Sunday, March 29, 2015

Farewell, Four Waters by Kate McCord

In this very revealing book, McCord (not her real name) has woven her experiences and those of others into a novel about a young woman working for an NGO in Afghanistan. Marie is the main character, a single young woman working in a woman's literacy project.

Our first view of her work is in getting all of the stamps and signatures needed for the government's approval of the latest project. That gives us some insight into the whole governmental system of the country.

Marie travels to a village to meet with the literate woman and set of a classroom. Materials are provided and Marie oversees the work. In the course of Marie's visits, we readers find out more about the village and the power structure of the people there. We learn of deep seated animosity between some people groups or some families.

Two aspects of the work in Afghanistan come across very clearly. One is the danger from external forces, such as tribal rivalry. One family might cause an explosion at the wedding celebration of a hated family. A western woman might be gunned down in the street. Western workers might be kidnapped for ransom. You might be awakened in the night, windows shattering from the shelling of a nearby building.

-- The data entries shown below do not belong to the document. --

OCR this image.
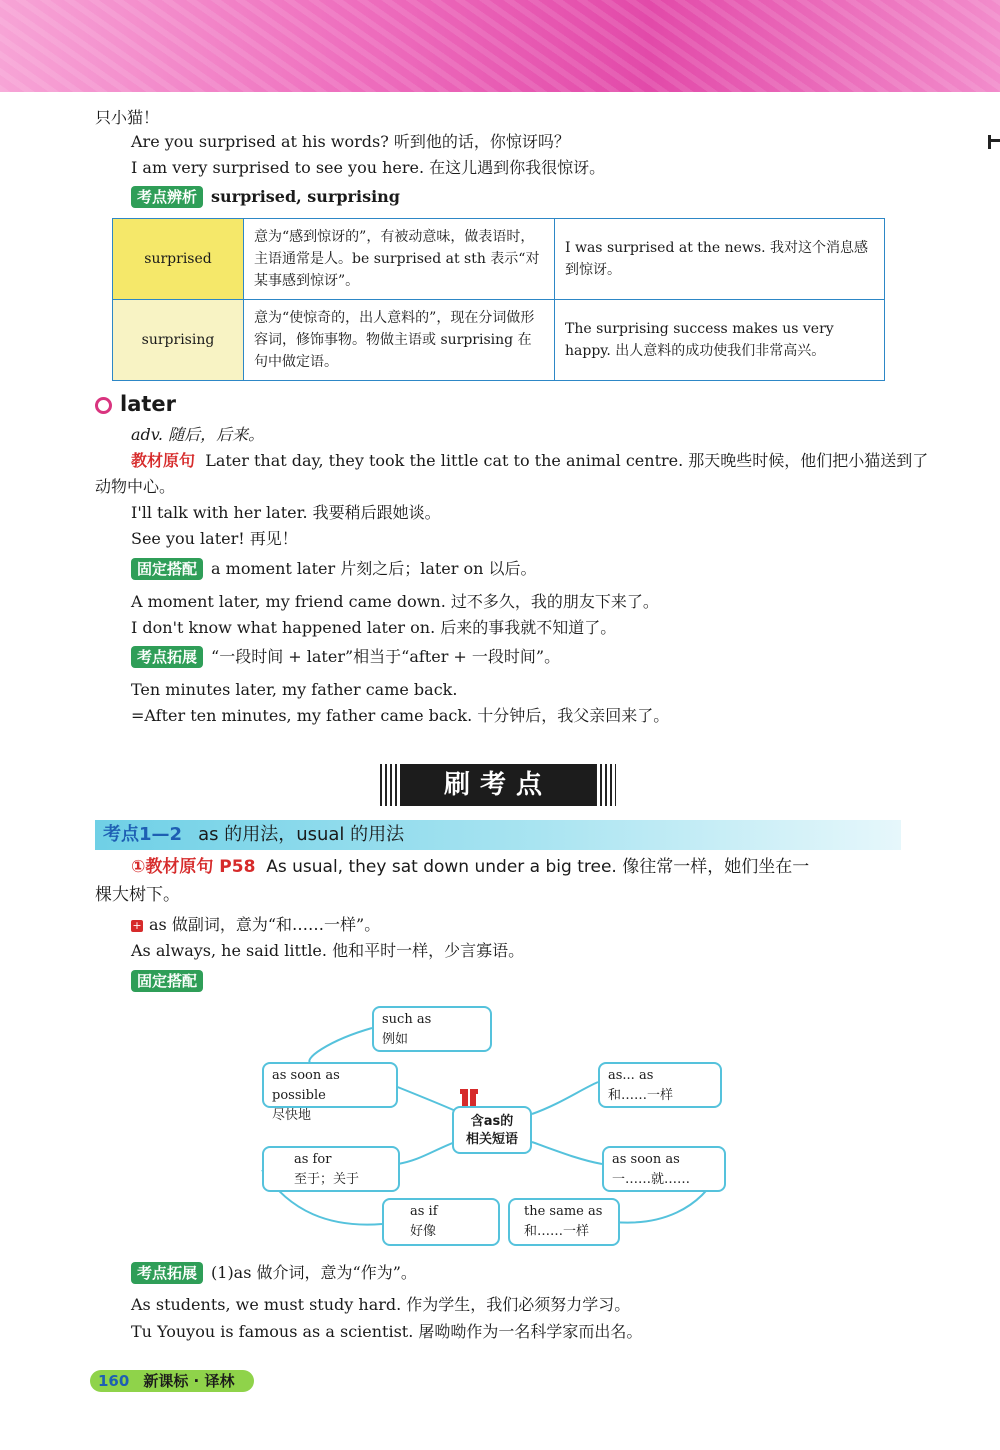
只小猫！
Are you surprised at his words? 听到他的话，你惊讶吗？
I am very surprised to see you here. 在这儿遇到你我很惊讶。
考点辨析 surprised, surprising
surprised	意为“感到惊讶的”，有被动意味，做表语时，主语通常是人。be surprised at sth 表示“对某事感到惊讶”。	I was surprised at the news. 我对这个消息感到惊讶。
surprising	意为“使惊奇的，出人意料的”，现在分词做形容词，修饰事物。物做主语或 surprising 在句中做定语。	The surprising success makes us very happy. 出人意料的成功使我们非常高兴。
later
adv. 随后，后来。
教材原句 Later that day, they took the little cat to the animal centre. 那天晚些时候，他们把小猫送到了
动物中心。
I'll talk with her later. 我要稍后跟她谈。
See you later! 再见！
固定搭配 a moment later 片刻之后；later on 以后。
A moment later, my friend came down. 过不多久，我的朋友下来了。
I don't know what happened later on. 后来的事我就不知道了。
考点拓展 “一段时间 + later”相当于“after + 一段时间”。
Ten minutes later, my father came back.
=After ten minutes, my father came back. 十分钟后，我父亲回来了。
刷考点
考点1—2 as 的用法，usual 的用法
①教材原句 P58 As usual, they sat down under a big tree. 像往常一样，她们坐在一
棵大树下。
+ as 做副词，意为“和……一样”。
As always, he said little. 他和平时一样，少言寡语。
固定搭配
such as
例如
as soon as possible
尽快地
as... as
和……一样
as for
至于；关于
as soon as
一……就……
as if
好像
the same as
和……一样
含as的
相关短语
考点拓展 (1)as 做介词，意为“作为”。
As students, we must study hard. 作为学生，我们必须努力学习。
Tu Youyou is famous as a scientist. 屠呦呦作为一名科学家而出名。
160 新课标 · 译林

The other danger comes from within. Marie had been working in Afghanistan for years and had already seen one person leave who was supposed to be working with her for some time. Now a relatively newcomer was planning to leave. Through Marie's journal entries and thoughts, we find out the toll it takes on Marie's faith and mental stability.

This is an enlightening book. As we follow Marie in her work, we get glances of the local people, their thoughts, traditions, and how they treat westerners. Marie is a Christian and it was interesting to see how she let Muslims know of her belief. We also see how careful those over Marie wanted her to be, especially when she visited villages.

I had a little trouble with the writing style of this novel. The sentences were often stilted or seemed disconnected. I had trouble liking the character of Marie. We read many of her thoughts. They seemed to jump around a great deal. Also, Marie was a little arrogant, frequently questioning the directions of those over her. I just did not see her as a likable character. Part of that might be her disillusionment. Marie had come into Afghanistan with high ideals, with a certain attitude. She left with a much more realistic attitude. I also felt like I was reading a sequel. Marie had been at her work for years and I felt like I was only reading the tail end of a longer story.

If you are looking for a fast moving novel, one with lots of action, this is not it. If you are looking for a novel that is character driven, it is not that either. If you want to learn what it was like for a young woman to work in Afghanistan, this one will do that for you.

Kate McCord is not the author's real name. To protect those she worked with, all names have been changed. In the midst of a high powered career, Kate sold everything and left for Afghanistan to start a non-governmental organization with the goal of aiding Afghan women. She worked in Afghanistan for five years.

River North (Moody Press), 368 pages.

I received a complimentary copy of this book from the publisher for the purpose of an independent and honest review.